Certainly, some of the actions being taken may have an inflationary effect and it appears that the Federal Reserve is cautious or certainly has a wait and see attitude in its approach right now with regard to interest rates. So if you look back or think back over the last two years, we as a company have addressed inflationary and cost pressures through back to back rate cases and that’s helped us be in a position to hopefully manage some of this potential inflationary pressure to come in fiscal twenty twenty five. Tommy, maybe remind those on the call about the timing of the rate cases and how they impact fiscal twenty twenty five.

Tommy Oliver, Senior Vice President, Regulatory and External Affairs, RGC Resources Inc.: Sure, Paul. But before I do that, maybe give you an update on our rate case. Yesterday, the hearing examiner signed to our rate case recommended adoption of the stipulation we reached with staff back in October. So the last step in the process is now for the full commission to issue a final order. But as far as timing goes, unlike a lot of states, Virginia uses a forward looking test year or a rate year as we call it in Virginia.

That means adjustments to rate base, revenues, expenses are forecasted into a future period. In our case, the stipulated revenue requirement increase of $4,080,000 is based on projections through 06/30/2025. So we believe a lot of the inflationary pressure we experienced and are continuing to experience is captured in those stipulated rates.

Paul Nestor, President and CEO, RGC Resources Inc.: Yes. Thank you, Tommy. That’s really, really helpful. Again, as we think about the current fiscal year that we’re slowly approaching being halfway complete. So when we look at our earnings per share forecast on Slide nine, the $1.18 to $1.25 range, we’re still comfortable with that range at this point in time.

Certainly, again, as we come out of the second quarter and the bulk of the winter heating season, we should have a finer point on EPS for the year. I would like to close my remarks before we take questions. Just yet again thanking our fantastic employees and even our customers certainly over this historically cold event, if you will. It hasn’t been this cold in our part of Virginia in over ten years, particularly in the month of January and our system performed magnificently. We didn’t have a single customer outage of any kind.

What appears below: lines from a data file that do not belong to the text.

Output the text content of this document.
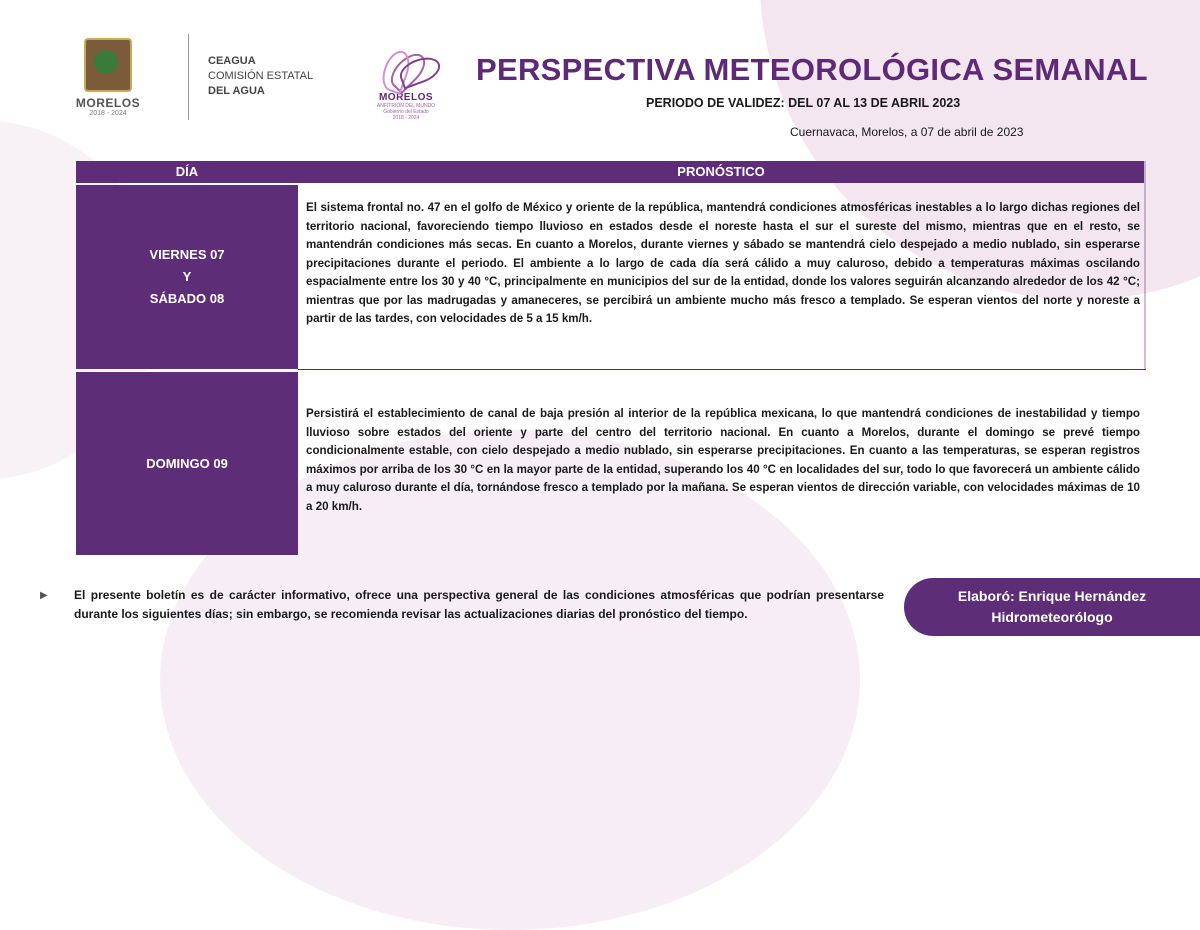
MORELOS
2018 - 2024
CEAGUA
COMISIÓN ESTATAL
DEL AGUA
MORELOS
ANFITRIÓN DEL MUNDO
Gobierno del Estado
2018 - 2024
PERSPECTIVA METEOROLÓGICA SEMANAL
PERIODO DE VALIDEZ: DEL 07 AL 13 DE ABRIL 2023
Cuernavaca, Morelos, a 07 de abril de 2023
DÍA	PRONÓSTICO
VIERNES 07
Y
SÁBADO 08
El sistema frontal no. 47 en el golfo de México y oriente de la república, mantendrá condiciones atmosféricas inestables a lo largo dichas regiones del territorio nacional, favoreciendo tiempo lluvioso en estados desde el noreste hasta el sur el sureste del mismo, mientras que en el resto, se mantendrán condiciones más secas. En cuanto a Morelos, durante viernes y sábado se mantendrá cielo despejado a medio nublado, sin esperarse precipitaciones durante el periodo. El ambiente a lo largo de cada día será cálido a muy caluroso, debido a temperaturas máximas oscilando espacialmente entre los 30 y 40 °C, principalmente en municipios del sur de la entidad, donde los valores seguirán alcanzando alrededor de los 42 °C; mientras que por las madrugadas y amaneceres, se percibirá un ambiente mucho más fresco a templado. Se esperan vientos del norte y noreste a partir de las tardes, con velocidades de 5 a 15 km/h.
DOMINGO 09
Persistirá el establecimiento de canal de baja presión al interior de la república mexicana, lo que mantendrá condiciones de inestabilidad y tiempo lluvioso sobre estados del oriente y parte del centro del territorio nacional. En cuanto a Morelos, durante el domingo se prevé tiempo condicionalmente estable, con cielo despejado a medio nublado, sin esperarse precipitaciones. En cuanto a las temperaturas, se esperan registros máximos por arriba de los 30 °C en la mayor parte de la entidad, superando los 40 °C en localidades del sur, todo lo que favorecerá un ambiente cálido a muy caluroso durante el día, tornándose fresco a templado por la mañana. Se esperan vientos de dirección variable, con velocidades máximas de 10 a 20 km/h.
▶ El presente boletín es de carácter informativo, ofrece una perspectiva general de las condiciones atmosféricas que podrían presentarse durante los siguientes días; sin embargo, se recomienda revisar las actualizaciones diarias del pronóstico del tiempo.
Elaboró: Enrique Hernández
Hidrometeorólogo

And we’re very, very, very happy about that and proud about that. But it takes a lot of work and coordination and a lot of preparation as a matter of fact. And Tim and Tommy have talked about our capital spending as it relates to our renewal efforts to improve and modernize our system to make it safe and reliable. And that has paid off as we’ve been in these cold weather events. So we’re just continue to be encouraged about the opportunities in the Roanoke region.

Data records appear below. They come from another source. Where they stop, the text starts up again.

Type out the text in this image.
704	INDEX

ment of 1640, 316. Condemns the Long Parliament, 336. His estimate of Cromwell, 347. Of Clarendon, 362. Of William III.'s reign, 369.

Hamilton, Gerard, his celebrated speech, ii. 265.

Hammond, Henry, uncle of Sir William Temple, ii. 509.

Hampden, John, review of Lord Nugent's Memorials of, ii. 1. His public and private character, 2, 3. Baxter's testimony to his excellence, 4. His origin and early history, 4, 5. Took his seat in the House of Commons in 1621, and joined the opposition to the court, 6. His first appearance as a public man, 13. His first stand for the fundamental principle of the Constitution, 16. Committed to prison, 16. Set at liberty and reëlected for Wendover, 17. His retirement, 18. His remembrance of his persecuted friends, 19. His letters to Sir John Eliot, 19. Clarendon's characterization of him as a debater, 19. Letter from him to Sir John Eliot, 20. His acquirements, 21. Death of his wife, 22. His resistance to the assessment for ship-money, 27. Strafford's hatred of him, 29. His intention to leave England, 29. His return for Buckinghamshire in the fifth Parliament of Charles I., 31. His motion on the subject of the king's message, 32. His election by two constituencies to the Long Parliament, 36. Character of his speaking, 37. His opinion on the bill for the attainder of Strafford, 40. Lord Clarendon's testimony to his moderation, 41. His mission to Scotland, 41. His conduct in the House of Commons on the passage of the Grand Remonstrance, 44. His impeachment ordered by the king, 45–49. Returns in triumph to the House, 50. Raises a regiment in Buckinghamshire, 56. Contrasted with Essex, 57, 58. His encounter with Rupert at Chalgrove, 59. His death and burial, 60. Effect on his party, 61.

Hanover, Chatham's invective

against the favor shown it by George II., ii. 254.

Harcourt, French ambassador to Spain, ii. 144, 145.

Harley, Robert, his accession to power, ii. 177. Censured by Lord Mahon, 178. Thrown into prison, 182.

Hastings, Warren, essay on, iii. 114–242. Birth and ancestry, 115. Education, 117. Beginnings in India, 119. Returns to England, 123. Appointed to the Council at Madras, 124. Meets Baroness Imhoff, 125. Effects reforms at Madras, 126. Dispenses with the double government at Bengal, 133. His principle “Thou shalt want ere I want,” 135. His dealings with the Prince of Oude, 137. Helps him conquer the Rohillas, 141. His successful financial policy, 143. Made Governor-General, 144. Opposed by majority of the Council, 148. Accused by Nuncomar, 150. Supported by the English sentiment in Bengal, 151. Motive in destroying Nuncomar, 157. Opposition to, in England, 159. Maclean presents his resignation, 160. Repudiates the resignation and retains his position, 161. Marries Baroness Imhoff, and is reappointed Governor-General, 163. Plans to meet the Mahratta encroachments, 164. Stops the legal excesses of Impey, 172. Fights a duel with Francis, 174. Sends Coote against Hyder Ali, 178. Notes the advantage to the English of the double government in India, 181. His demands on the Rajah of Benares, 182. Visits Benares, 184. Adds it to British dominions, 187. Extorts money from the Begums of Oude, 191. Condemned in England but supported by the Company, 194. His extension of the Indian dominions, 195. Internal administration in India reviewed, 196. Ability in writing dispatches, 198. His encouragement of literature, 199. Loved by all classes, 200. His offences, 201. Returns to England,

Again, some of the uncertainty at a national and even a global level, those are real. But again, this area still seems to be solid and on good footing and we’re excited about the growth opportunities here and how those can benefit our shareholders. We thank you for your interest and support. That does conclude our prepared remarks. If you have any questions, please dial 1 to unmute your line.

We’ll maybe just wait one more second. Pound pound one to unmute your line. Okay. Well, hearing no questions today, this does conclude the first quarter earnings call. Thank you again for taking time to join us and we certainly look forward to speaking with you in May to discuss twenty twenty five second quarter results.

Thank you and have a great day and be safe.